Tahirih in East and West

Within the first decade of the Babi-Bahai Faiths, the birth of the new religion was proclaimed in several notable instances by a female figure. One of these is found in the Bab’s exegesis of the Surah of Joseph in 1844, another in the apocalyptic gesture of Tahirih’s public removal of her veil in the hamlet of Badasht in 1848, and yet another in Baha’u’llah’s vision in the prison of Tihran in 1852, as recorded in his Surah al-Haykal. Whereas in the first and last instance the female figure is a symbol representing a mystico-prophetic experience, the second instance features a woman of flesh and blood. This historical proclamation by a female apostle, unknown in the annals of previous monotheistic dispensations, did not escape the attention of observers.
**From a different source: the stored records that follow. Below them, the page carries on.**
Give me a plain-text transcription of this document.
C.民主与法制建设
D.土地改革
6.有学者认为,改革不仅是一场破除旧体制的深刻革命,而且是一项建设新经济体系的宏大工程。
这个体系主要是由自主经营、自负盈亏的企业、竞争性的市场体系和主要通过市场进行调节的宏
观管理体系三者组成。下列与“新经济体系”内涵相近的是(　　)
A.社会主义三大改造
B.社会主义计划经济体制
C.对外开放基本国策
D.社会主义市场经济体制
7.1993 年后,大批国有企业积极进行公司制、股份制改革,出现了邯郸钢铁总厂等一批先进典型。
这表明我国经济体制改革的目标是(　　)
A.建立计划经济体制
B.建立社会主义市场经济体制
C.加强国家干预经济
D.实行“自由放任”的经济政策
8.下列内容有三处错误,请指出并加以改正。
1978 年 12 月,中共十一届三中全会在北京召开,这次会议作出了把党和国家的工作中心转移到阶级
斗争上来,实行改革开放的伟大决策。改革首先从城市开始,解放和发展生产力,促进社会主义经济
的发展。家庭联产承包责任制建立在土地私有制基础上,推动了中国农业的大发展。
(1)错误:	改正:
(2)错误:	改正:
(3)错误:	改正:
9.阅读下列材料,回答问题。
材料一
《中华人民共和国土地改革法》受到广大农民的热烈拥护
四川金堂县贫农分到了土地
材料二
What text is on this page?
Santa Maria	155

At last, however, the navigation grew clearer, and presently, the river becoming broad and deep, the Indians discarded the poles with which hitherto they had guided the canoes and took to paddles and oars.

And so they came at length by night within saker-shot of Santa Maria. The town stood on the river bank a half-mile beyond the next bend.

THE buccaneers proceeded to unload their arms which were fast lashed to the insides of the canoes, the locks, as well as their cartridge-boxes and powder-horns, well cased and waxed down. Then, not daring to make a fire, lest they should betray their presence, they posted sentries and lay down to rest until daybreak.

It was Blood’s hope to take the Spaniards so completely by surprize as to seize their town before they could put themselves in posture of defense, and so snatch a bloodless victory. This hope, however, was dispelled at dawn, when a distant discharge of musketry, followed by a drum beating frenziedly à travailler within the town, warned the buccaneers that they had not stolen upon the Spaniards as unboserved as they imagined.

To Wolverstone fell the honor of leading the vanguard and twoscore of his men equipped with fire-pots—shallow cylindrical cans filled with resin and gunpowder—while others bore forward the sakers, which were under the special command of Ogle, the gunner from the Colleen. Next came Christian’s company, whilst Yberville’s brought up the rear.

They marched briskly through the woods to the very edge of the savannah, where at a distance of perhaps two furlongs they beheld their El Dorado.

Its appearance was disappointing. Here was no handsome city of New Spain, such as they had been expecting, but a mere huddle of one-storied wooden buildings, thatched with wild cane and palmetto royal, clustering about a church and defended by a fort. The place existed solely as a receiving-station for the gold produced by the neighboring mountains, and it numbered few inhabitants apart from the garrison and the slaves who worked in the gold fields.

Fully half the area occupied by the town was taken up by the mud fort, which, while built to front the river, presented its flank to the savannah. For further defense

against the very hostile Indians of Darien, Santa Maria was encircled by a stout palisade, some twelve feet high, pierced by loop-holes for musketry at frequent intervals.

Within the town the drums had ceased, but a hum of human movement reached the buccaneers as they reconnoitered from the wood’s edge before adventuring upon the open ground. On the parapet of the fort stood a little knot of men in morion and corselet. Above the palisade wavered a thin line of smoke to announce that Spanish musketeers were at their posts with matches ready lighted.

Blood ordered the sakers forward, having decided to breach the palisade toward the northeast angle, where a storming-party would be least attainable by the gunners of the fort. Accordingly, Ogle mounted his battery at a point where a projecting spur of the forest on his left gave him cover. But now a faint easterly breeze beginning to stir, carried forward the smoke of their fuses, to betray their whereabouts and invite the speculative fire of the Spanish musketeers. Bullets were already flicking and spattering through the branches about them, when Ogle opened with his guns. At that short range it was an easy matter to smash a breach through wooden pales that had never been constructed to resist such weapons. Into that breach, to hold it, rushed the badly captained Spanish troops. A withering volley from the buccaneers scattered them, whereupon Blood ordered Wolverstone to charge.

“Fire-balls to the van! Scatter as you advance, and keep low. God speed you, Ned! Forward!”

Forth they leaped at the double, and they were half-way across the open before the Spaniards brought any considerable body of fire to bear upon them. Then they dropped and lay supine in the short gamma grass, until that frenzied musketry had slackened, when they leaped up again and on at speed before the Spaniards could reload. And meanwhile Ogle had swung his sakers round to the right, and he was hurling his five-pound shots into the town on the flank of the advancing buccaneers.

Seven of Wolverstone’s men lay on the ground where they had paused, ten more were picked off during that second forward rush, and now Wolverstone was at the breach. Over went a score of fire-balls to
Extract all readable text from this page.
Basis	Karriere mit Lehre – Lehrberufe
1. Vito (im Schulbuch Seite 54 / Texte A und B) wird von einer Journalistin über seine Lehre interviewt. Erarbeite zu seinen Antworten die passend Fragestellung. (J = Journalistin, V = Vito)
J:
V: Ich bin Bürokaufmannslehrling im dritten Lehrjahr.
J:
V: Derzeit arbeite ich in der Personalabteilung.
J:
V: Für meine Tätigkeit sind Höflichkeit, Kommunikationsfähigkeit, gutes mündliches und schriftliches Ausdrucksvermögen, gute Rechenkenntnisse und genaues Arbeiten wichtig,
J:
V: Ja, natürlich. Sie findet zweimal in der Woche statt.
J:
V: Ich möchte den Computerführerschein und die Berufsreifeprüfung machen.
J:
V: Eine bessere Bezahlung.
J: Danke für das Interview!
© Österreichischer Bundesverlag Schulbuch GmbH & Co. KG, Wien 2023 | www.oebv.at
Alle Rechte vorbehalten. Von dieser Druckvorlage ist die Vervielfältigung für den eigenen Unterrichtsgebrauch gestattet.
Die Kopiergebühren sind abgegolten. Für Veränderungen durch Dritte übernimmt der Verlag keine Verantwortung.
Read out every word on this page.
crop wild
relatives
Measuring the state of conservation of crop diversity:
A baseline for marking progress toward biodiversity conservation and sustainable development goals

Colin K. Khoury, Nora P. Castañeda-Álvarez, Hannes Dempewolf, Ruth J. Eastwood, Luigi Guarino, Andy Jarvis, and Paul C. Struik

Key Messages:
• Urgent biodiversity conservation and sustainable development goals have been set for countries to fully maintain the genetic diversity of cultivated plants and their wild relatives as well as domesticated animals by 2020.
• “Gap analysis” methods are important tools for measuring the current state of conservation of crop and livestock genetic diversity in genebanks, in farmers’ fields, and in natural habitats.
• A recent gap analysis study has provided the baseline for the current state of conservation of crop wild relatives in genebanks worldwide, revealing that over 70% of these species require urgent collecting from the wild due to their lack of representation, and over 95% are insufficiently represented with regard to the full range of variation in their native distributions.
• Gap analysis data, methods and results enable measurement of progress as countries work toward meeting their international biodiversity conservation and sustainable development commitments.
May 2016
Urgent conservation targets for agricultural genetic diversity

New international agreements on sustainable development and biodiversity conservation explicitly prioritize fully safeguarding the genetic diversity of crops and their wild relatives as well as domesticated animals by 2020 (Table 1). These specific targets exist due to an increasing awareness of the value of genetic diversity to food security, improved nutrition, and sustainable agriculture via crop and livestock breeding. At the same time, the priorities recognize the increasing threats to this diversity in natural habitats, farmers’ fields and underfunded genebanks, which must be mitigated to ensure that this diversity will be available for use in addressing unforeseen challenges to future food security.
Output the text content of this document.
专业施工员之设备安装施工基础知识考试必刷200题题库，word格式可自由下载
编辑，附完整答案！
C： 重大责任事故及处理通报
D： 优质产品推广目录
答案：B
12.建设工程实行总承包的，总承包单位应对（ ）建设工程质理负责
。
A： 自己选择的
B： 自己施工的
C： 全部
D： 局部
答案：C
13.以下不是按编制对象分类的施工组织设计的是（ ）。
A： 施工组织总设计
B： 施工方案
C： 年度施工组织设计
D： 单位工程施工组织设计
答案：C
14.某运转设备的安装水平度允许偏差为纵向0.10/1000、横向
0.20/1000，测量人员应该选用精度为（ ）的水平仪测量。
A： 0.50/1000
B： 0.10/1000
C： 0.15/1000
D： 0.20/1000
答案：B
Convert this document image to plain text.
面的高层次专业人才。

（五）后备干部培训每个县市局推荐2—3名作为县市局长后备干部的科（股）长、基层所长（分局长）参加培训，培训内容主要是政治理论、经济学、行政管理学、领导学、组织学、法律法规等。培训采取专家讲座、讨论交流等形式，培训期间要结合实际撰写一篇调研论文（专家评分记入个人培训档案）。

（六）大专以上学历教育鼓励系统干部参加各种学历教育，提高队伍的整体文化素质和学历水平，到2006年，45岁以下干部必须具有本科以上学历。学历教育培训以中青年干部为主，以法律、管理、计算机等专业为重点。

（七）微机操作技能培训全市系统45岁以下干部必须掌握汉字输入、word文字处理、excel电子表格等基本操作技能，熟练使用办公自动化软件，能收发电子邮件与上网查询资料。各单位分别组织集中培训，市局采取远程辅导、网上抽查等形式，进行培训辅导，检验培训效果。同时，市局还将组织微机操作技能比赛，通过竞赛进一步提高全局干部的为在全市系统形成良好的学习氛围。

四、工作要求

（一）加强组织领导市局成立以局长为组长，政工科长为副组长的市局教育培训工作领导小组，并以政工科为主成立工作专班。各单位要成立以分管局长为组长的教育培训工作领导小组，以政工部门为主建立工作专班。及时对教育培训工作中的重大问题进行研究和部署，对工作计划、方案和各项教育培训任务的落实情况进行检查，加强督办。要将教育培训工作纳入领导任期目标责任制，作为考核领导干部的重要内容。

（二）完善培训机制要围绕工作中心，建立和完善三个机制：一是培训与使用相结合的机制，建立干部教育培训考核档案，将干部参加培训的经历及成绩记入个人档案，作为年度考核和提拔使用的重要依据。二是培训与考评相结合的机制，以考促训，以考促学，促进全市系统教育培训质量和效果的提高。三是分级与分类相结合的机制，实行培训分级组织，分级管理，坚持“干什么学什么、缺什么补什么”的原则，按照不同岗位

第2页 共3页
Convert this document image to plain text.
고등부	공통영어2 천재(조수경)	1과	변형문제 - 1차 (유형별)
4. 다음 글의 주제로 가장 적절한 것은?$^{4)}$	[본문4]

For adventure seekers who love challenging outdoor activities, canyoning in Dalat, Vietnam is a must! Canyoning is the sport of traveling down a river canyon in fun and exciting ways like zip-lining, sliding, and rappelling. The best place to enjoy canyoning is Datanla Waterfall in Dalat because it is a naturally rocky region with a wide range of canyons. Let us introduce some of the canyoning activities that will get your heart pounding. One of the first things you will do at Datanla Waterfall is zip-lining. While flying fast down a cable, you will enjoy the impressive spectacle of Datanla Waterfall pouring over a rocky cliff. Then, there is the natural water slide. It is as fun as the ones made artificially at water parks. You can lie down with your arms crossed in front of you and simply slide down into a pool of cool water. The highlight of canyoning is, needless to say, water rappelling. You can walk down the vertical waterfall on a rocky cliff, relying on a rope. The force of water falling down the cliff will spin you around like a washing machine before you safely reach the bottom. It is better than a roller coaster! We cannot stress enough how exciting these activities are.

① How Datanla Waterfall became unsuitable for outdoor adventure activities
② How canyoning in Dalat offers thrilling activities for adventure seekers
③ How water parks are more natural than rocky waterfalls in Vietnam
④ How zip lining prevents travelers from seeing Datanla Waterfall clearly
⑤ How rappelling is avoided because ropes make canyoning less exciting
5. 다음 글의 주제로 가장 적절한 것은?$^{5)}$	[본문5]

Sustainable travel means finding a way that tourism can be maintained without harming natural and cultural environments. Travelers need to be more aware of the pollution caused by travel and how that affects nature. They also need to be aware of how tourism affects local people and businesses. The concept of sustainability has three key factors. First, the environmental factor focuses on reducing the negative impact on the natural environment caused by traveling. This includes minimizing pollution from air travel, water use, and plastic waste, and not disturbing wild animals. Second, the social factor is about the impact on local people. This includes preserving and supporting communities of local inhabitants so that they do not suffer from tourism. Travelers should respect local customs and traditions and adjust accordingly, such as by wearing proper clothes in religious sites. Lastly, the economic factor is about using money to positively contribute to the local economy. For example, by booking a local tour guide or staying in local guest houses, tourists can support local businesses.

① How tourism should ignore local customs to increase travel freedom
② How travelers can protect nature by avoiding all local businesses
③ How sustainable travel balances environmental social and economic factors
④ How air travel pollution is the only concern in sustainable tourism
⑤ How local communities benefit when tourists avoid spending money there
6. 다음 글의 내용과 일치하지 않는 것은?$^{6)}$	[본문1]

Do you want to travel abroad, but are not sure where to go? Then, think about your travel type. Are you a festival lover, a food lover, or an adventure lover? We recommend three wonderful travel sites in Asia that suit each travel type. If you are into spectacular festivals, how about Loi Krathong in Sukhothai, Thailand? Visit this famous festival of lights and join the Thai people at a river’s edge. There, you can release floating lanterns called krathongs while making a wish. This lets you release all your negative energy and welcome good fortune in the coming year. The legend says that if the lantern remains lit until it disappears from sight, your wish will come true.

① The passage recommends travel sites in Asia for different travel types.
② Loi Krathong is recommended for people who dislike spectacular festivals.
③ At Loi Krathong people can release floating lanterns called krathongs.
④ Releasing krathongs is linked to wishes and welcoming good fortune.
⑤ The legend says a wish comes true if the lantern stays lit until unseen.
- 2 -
Leading European orientalists, such as E.G. Browne, Carl Friedrich Andreas and Theodor Nöldeke, analyzed Tahirih’s life and texts, while European artists and novelists, such as Marie von Najmajer, Isabella Grinevskaya and Sarah Bernhardt, paid tribute to the life of the Persian poet and martyr in fictional form. In the Islamic world, however, reaction was not always so sympathetic. Whereas an outstanding Muslim reformer such as Muhammad Iqbal allocated Tahirih a place of honor in his Javidnamih--his Persianized version of Dante’s Divina Commedia--the Qajar chronicler Muhammad Taqi ‘Sipihr’ chose to present Tahirih as the incarnation of immorality and seduction. Nevertheless, whether positive or negative, the range of reactions to Tahirih's life can be read as attestation of the decisive role she played in the genesis of a new religion.